Lord Shiva in Greek Mythology
As with every big god, Shiva was involved in several exciting episodes that demonstrated his virtuous character and provided guidance on how to live properly. When Vasuki, the Serpent King, tries to spew snake venom across the seas, self-sacrifice is illustrated. Shiva, disguised as a giant tortoise or turtle, gathered the poison in his palm and drank it. The poison burned his throat and left a lasting blue mark, so Nilakantha, or Blue Throat, became one of his many names.

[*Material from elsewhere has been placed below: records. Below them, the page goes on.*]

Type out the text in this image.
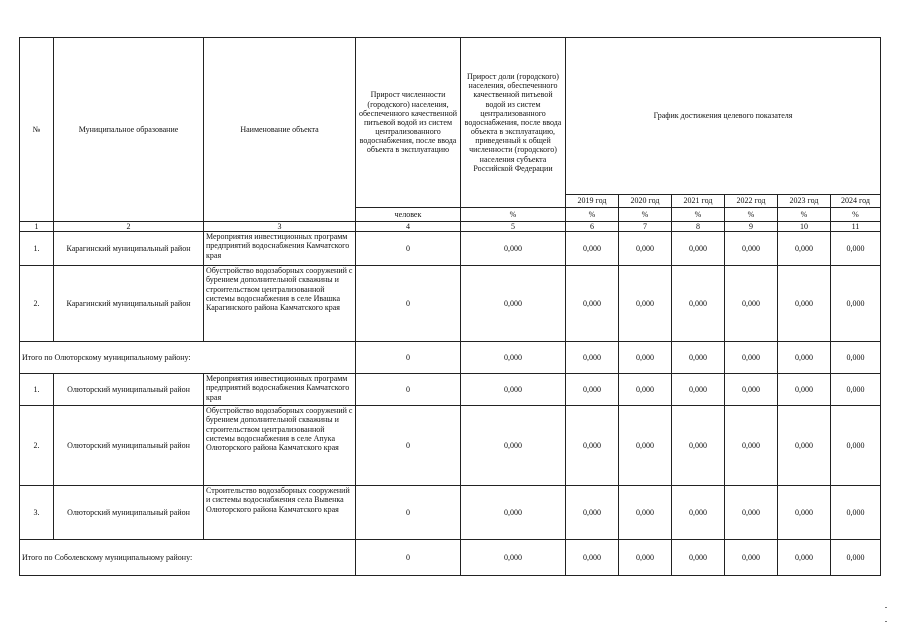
№	Муниципальное образование	Наименование объекта	Прирост численности (городского) населения, обеспеченного качественной питьевой водой из систем централизованного водоснабжения, после ввода объекта в эксплуатацию	Прирост доли (городского) населения, обеспеченного качественной питьевой водой из систем централизованного водоснабжения, после ввода объекта в эксплуатацию, приведенный к общей численности (городского) населения субъекта Российской Федерации	График достижения целевого показателя					
					2019 год	2020 год	2021 год	2022 год	2023 год	2024 год
			человек	%	%	%	%	%	%	%
1	2	3	4	5	6	7	8	9	10	11
1.	Карагинский муниципальный район	Мероприятия инвестиционных программ предприятий водоснабжения Камчатского края	0	0,000	0,000	0,000	0,000	0,000	0,000	0,000
2.	Карагинский муниципальный район	Обустройство водозаборных сооружений с бурением дополнительной скважины и строительством централизованной системы водоснабжения в селе Ивашка Карагинского района Камчатского края	0	0,000	0,000	0,000	0,000	0,000	0,000	0,000
Итого по Олюторскому муниципальному району:			0	0,000	0,000	0,000	0,000	0,000	0,000	0,000
1.	Олюторский муниципальный район	Мероприятия инвестиционных программ предприятий водоснабжения Камчатского края	0	0,000	0,000	0,000	0,000	0,000	0,000	0,000
2.	Олюторский муниципальный район	Обустройство водозаборных сооружений с бурением дополнительной скважины и строительством централизованной системы водоснабжения в селе Апука Олюторского района Камчатского края	0	0,000	0,000	0,000	0,000	0,000	0,000	0,000
3.	Олюторский муниципальный район	Строительство водозаборных сооружений и системы водоснабжения села Вывенка Олюторского района Камчатского края	0	0,000	0,000	0,000	0,000	0,000	0,000	0,000
Итого по Соболевскому муниципальному району:			0	0,000	0,000	0,000	0,000	0,000	0,000	0,000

A very well story tells how Shiva became synonymous with the bull Nandi. Surabhi, the original mother of all cows in the world, started giving birth to an untold number of perfectly white cows one day. The milk from all these cows flooded Shiva’s home in the Himalayas. The god, enraged by the interruption to his meditation, attacked the cows with fire from his third eye. As a result, patches of the cows’ hides turned muddy. Still enraged, the other gods attempted to please Shiva by presenting him with a magnificent bull – Nandi, the son of Surabhi and Kasyapa – which Shiva embraced and rode. Nandi also took on the role of animal protector.
Shiva is synonymous with the Linga (or Lingham), a phallus or sign of fertility or divine energy found in Shiva temples. Shiva was in mourning after the death of Sarti and before her reincarnation, so he went to the Daru forest to live with rishis or sages. The wives of the rishis, on the other hand, quickly became interested in Shiva. In jealousy, the rishis sent a huge antelope and then a massive tiger against the god, but Shiva dealt with them quickly and wore the tiger skin afterwards. The sages then cursed Shiva’s manhood, which fell off as a result. When the phallus landed on the ground, earthquakes began, and the ricsis became frightened and begged forgiveness. This was offered to them, but Shiva instructed them to always worship the phallus as the symbolic Linga.
Shiva throughout the Arts
Shiva can be portrayed in slightly different ways in Asian art depending on the culture: Indian, Cambodian, Javanese, etc., but he is most usually depicted naked, with several swords, and his hair tied up in a topknot. On his forehead, he frequently has three horizontal stripes and a third vertical eye. He wears he addresses with a crescent moon and a skull (representing Brahma’s fifth head, which he decapitated as punishment for the god’s desire for his own daughter Sandhya), a necklace of heads, and snake bracelets. In this form, he typically portrays Nataraja and dances the Tandava inside a circle of fire, symbolizing the never-ending period of time. He carries the holy fire (agni), which kills the world, as well as the drum (damaru), which produces the first sounds of life. One hand makes the soothing abhayamudra sign, while the other gestures to his left foot, which represents redemption. He also stamps one foot on Apasmara Purusha, the dwarf figure who portrays delusion and leads men away from reality.